Wound measurements affect patient outcomes and health system spending. Puri et al²⁰ noted that Medicare spending on wound care continues to increase at a rate higher than the inflation rate and that the use of debridement procedures increased 32% between 2012 and 2017. Based on the findings of the present study, the use of manual methods for claims would result in 10% overbilling. Reimbursement for debridement codes for wounds larger than 20 cm² cost Medicare more than $17 million in 2017.²⁰ Fees for procedural diagnosis codes have increased markedly since then; for example, in 2017 removal of tissue from wounds each additional 20-cm² payment rate was $8.26 (97598)²⁰ and in 2022 that same code was $43.98.³³ Therefore, if current wound care debridement costs are estimated to be approximately 5.32 times higher since 2017, or $90.4 million annually, then reducing payment by 10.6%, as seen in the present study, could save Medicare $8.5 million annually. Cost savings from reducing debridement costs could be directed toward the use of other advanced therapies that support wound closure in patients with hard-to-heal wounds.
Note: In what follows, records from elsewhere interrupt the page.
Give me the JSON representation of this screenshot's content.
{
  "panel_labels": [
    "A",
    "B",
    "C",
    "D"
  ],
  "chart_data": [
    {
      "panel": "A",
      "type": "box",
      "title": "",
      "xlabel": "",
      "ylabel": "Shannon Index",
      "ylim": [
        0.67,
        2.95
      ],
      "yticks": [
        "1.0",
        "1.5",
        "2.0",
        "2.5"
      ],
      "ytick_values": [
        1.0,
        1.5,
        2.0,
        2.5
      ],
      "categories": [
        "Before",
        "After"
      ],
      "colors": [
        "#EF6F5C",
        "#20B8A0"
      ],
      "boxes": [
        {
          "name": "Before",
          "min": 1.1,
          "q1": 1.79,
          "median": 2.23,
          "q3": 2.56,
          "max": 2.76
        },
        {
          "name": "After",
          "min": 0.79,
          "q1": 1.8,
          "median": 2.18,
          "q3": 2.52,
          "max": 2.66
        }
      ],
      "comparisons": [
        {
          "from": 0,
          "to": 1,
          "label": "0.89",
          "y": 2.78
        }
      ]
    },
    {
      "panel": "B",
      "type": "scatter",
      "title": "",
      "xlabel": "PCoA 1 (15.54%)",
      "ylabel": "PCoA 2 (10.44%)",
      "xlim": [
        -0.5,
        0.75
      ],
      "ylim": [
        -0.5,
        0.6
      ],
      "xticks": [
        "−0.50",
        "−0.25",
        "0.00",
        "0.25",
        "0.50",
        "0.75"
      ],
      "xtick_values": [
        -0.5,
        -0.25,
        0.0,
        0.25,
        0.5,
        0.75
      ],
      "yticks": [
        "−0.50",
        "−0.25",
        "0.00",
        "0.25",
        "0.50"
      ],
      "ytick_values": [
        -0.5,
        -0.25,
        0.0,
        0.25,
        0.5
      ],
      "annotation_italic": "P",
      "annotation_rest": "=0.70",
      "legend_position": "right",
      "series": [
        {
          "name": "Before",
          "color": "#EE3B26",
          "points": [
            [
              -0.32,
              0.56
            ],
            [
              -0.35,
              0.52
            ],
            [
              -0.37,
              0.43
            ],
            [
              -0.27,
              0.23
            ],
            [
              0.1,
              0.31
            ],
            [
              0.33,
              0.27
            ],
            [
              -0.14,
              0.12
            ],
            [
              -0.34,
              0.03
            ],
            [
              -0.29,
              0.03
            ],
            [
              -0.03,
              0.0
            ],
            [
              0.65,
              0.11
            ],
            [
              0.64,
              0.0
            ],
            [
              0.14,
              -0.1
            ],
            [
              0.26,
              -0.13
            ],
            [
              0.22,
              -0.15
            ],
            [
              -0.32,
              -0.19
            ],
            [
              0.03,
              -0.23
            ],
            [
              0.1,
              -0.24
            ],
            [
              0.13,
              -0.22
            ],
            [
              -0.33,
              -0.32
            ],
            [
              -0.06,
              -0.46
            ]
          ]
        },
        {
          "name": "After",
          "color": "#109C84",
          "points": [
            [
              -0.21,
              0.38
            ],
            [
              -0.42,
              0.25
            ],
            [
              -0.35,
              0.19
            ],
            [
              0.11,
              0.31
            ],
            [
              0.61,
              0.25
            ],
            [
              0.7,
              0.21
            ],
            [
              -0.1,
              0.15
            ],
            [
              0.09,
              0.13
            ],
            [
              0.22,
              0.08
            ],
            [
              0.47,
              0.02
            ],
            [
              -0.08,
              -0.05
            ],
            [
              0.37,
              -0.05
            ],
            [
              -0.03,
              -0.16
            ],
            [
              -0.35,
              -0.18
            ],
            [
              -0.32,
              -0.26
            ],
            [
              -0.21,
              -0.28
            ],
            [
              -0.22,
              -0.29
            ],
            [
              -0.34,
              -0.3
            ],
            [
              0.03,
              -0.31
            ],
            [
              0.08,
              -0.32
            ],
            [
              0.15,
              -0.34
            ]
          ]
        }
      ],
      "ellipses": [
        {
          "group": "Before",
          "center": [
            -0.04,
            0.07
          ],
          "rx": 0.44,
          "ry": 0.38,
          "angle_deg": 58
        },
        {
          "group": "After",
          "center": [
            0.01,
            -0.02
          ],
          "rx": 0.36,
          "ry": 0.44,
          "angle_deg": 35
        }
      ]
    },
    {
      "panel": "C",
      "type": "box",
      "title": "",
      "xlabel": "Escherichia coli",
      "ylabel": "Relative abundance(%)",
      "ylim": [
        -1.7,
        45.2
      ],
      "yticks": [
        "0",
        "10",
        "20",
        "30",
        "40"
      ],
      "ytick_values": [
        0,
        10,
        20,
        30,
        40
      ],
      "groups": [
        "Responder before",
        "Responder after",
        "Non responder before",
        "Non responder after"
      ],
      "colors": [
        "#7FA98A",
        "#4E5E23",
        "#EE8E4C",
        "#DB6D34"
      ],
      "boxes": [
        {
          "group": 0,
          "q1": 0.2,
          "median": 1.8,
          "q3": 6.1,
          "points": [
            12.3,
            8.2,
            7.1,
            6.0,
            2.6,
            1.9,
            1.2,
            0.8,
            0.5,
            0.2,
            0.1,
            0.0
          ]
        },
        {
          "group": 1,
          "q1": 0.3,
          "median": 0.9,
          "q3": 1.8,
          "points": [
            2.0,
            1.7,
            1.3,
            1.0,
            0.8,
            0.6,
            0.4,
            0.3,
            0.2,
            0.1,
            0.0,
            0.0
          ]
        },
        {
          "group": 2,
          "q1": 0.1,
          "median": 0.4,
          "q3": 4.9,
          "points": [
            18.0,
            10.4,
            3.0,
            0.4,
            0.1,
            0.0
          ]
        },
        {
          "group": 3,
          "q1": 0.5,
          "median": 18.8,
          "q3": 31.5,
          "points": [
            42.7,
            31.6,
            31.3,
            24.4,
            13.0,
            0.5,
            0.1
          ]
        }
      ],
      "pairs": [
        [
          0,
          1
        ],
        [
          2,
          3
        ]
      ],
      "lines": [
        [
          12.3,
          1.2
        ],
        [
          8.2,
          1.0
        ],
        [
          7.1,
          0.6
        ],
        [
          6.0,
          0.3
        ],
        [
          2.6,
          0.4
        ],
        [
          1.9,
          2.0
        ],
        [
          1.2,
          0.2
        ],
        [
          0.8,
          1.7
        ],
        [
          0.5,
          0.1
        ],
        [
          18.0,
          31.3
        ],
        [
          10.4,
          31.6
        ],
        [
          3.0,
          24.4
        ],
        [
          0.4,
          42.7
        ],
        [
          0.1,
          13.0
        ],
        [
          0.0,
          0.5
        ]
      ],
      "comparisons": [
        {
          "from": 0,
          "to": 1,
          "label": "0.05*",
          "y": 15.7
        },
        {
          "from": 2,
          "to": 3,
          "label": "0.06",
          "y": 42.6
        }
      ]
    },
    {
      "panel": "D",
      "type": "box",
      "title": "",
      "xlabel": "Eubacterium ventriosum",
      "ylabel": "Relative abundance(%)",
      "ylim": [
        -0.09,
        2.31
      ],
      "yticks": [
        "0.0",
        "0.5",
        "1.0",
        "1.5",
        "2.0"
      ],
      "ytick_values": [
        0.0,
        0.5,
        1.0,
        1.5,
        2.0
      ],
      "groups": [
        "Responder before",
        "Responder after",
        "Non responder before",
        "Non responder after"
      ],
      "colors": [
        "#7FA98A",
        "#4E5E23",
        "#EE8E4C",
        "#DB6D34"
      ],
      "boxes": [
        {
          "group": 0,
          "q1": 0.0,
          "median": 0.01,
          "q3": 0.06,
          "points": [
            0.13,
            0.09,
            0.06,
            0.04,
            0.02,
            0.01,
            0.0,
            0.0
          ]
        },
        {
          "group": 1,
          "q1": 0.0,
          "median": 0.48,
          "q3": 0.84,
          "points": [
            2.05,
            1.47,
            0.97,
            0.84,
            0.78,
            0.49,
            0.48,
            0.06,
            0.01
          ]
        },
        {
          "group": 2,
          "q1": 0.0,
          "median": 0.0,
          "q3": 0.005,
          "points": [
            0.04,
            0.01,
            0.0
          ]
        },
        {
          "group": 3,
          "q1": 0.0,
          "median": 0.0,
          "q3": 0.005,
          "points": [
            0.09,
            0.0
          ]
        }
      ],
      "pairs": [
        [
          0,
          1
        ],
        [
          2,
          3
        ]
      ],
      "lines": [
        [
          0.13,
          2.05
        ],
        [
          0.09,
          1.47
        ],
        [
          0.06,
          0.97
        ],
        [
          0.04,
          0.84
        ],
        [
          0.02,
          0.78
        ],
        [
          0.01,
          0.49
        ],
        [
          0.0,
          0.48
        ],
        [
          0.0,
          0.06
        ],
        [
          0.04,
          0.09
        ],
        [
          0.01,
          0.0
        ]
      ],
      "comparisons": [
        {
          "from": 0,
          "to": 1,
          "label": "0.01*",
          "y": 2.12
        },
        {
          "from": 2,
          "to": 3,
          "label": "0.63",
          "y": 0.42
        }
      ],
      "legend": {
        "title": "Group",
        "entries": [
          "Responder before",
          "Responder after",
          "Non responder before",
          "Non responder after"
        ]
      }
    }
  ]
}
The present study adds to the literature by expanding the understanding of overestimation of wound measurement by manual TPR methods and by identifying contributing subfactors, but it has limitations. While the sample size was larger than in other studies,⁶ recruitment was done by a single physician at a single outpatient clinic. This may limit the generalizability to other wound care populations. Future research could incorporate other practice settings, such as acute care, and expand the patient age range to investigate variations in wound population. Overestimation was measured in the present study; however, clinical effect owing to lack of sensitivity is an important area for future studies. Digital wound measurement was proved to be advantageous in a single assessment; however, the effect of earlier identification of nonhealing wounds or the identification of appropriate treatments may support the adoption of digital planimetry. Future research could explore the various treatment types and dosages administered to wound patients based on wound length and width, as well as on surface area measurements obtained using manual techniques vs. a digital application, with the goal of more streamlined and effective care. 

Documenting length and width is standard practice in wound care; however, in the present study TPR measurements overestimated wound size by 36.6% compared with digital planimetry measurement. Wounds in patients with dark skin tones, as well as wounds with diffuse edges, irregular shapes, necrotic tissue, and unhealthy surrounding tissue have an increased likelihood of size overestimation. These inaccuracies have implications for patient care as well as the health care system. According to the findings of the present study, using digital technology is cost-effective. Manual methods were associated with a 25.5% increase in submitted debridement codes, resulting in a 10.6% increase in payment. Accurate surface area tracking can serve as a better indicator of treatment efficiency and support modification of treatment plans. Precise measurements can be used for better risk management and prognostics. Using digital planimetry to ensure accuracy of wound measurement is critical to promoting superior patient outcomes, clinician experience, and health system sustainability.